Google Colab and Auto-sklearn with Profiling

This article is a follow up to my previous tutorial on how to setup Google Colab and auto-sklean. Here, I will go into more detail that shows auto-sklearn performance on an artificially created dataset. The full notebook gist can be found here.

First, I generated a regression dataset using scikit learn.

X, y, coeff = make_regression(
    n_samples=1000,
    n_features=100,
    n_informative=5,
    noise=0,
    shuffle=False,
    coef=True
)

Subset of 100 generated features

This generates a dataset with 100 numerical features where the first 5 features are informative (these are labeled as “feat_0” to “feat_4”). The rest (“feat_5” to “feat_99”) are random noise. We can see this in the scatter matrix above where only the first 5 features show a correlation with the label.

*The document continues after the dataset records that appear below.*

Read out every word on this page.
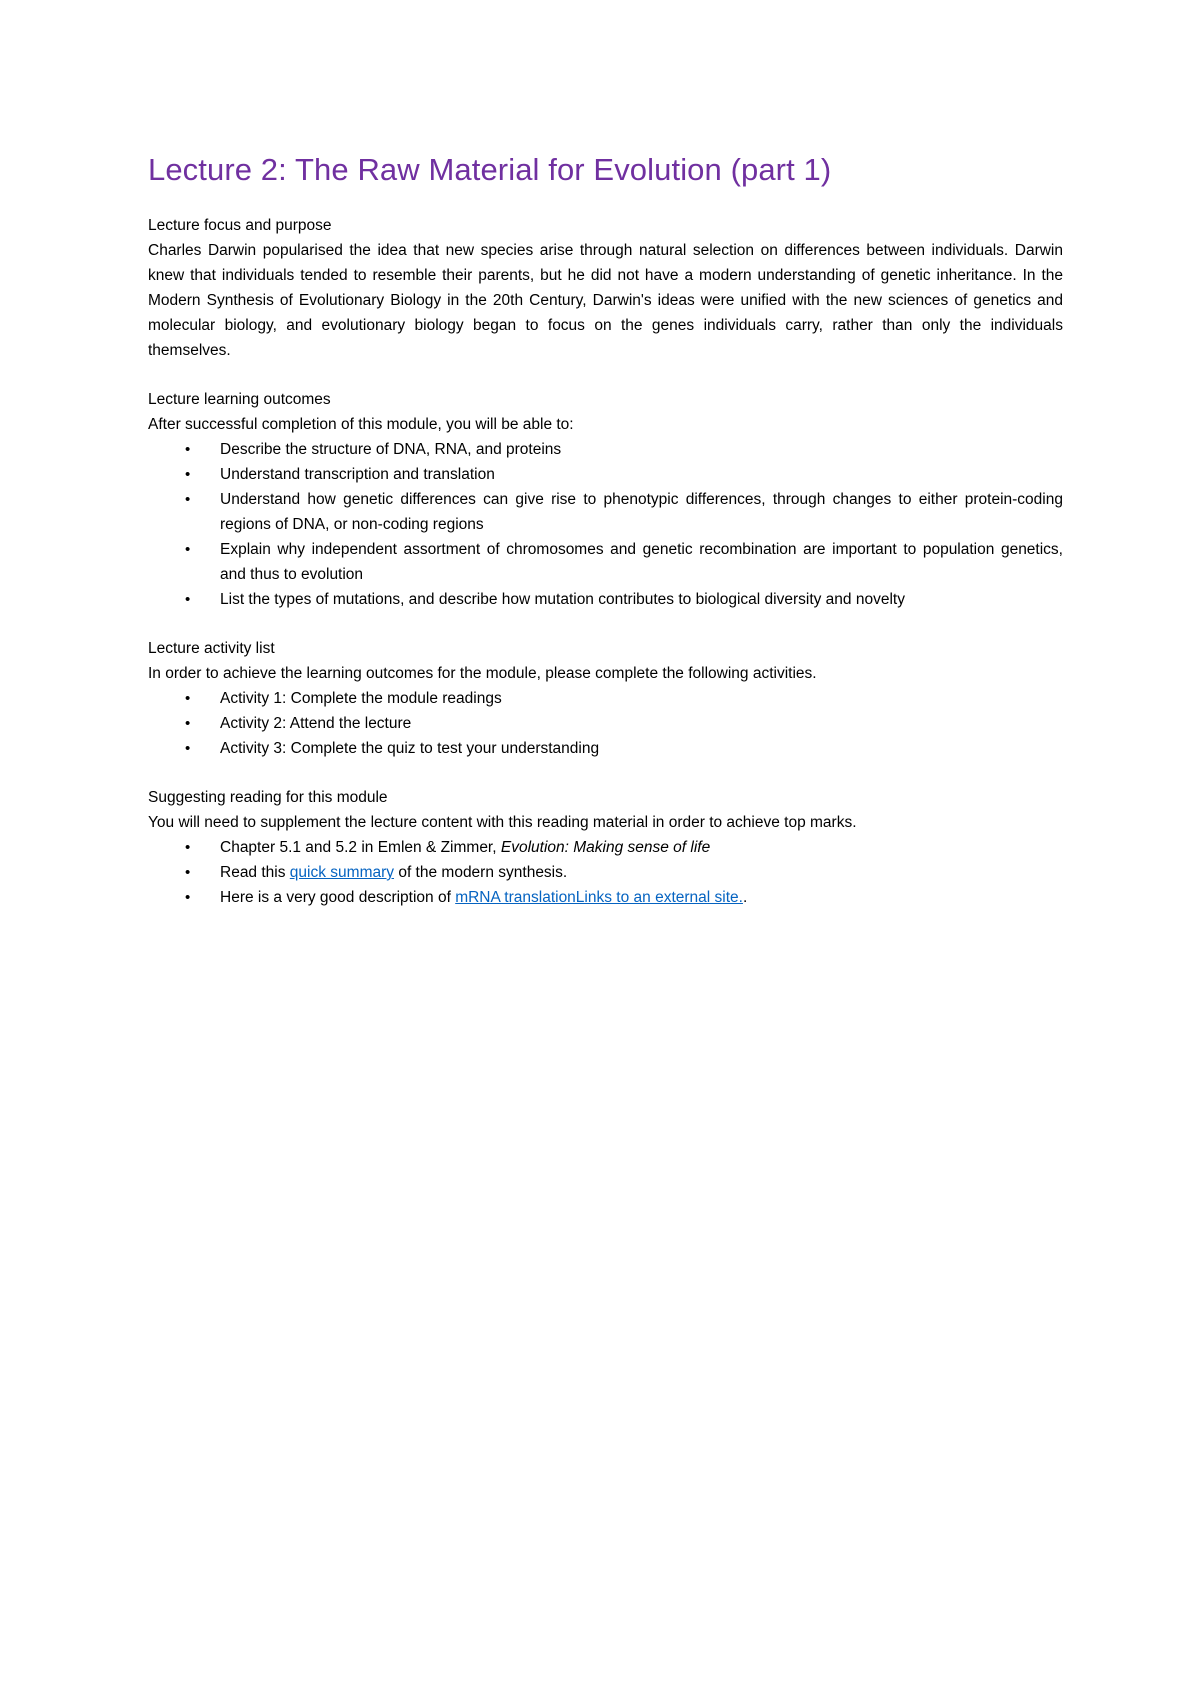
Lecture 2: The Raw Material for Evolution (part 1)
Lecture focus and purpose
Charles Darwin popularised the idea that new species arise through natural selection on differences between individuals. Darwin knew that individuals tended to resemble their parents, but he did not have a modern understanding of genetic inheritance. In the Modern Synthesis of Evolutionary Biology in the 20th Century, Darwin's ideas were unified with the new sciences of genetics and molecular biology, and evolutionary biology began to focus on the genes individuals carry, rather than only the individuals themselves.
Lecture learning outcomes
After successful completion of this module, you will be able to:
• Describe the structure of DNA, RNA, and proteins
• Understand transcription and translation
• Understand how genetic differences can give rise to phenotypic differences, through changes to either protein-coding regions of DNA, or non-coding regions
• Explain why independent assortment of chromosomes and genetic recombination are important to population genetics, and thus to evolution
• List the types of mutations, and describe how mutation contributes to biological diversity and novelty
Lecture activity list
In order to achieve the learning outcomes for the module, please complete the following activities.
• Activity 1: Complete the module readings
• Activity 2: Attend the lecture
• Activity 3: Complete the quiz to test your understanding
Suggesting reading for this module
You will need to supplement the lecture content with this reading material in order to achieve top marks.
• Chapter 5.1 and 5.2 in Emlen & Zimmer, Evolution: Making sense of life
• Read this quick summary of the modern synthesis.
• Here is a very good description of mRNA translationLinks to an external site..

We know that this is a simple regression problem which could be solved using a linear regression perfectly. However, knowing what to expect helps us to verify the performance of auto-sklearn which trains its ensemble model using the following steps:

import autosklearn.regressionautoml = autosklearn.regression.AutoSklearnRegressor(
    time_left_for_this_task=300,
    n_jobs=-1
)
automl.fit(
    X_train_transformed,
    df_train["label"]
)

I also created random categorical features which are then one-hot-encoded into a feature set “X_train_transformed“. Running the AutoSklearnRegressor for 5 minutes (time_left_for_this_task=300) produced the following expected results:

predictions = automl.predict(X_train_transformed)
r2_score(df_train["label"], predictions)
>> 0.999
predictions = automl.predict(X_test_transformed)
r2_score(df_test["label"], predictions)
>> 0.999

A separate pip package PipelineProfiler helps us visualize the steps auto-sklearn took to achieve the result:

PipelineProfiler output

Above we can see the attempts auto-sklearn made to generate the best emsemble of models within the 5 minute constraint I set. The best model found was Liblinear SVM, which produced R2 of nearly 1.0. As a result, this toy ensemble model gives weight of 1.0 to just one algorithm. Libsvm Svr and Gradient boosting scored between 0.9–0.96.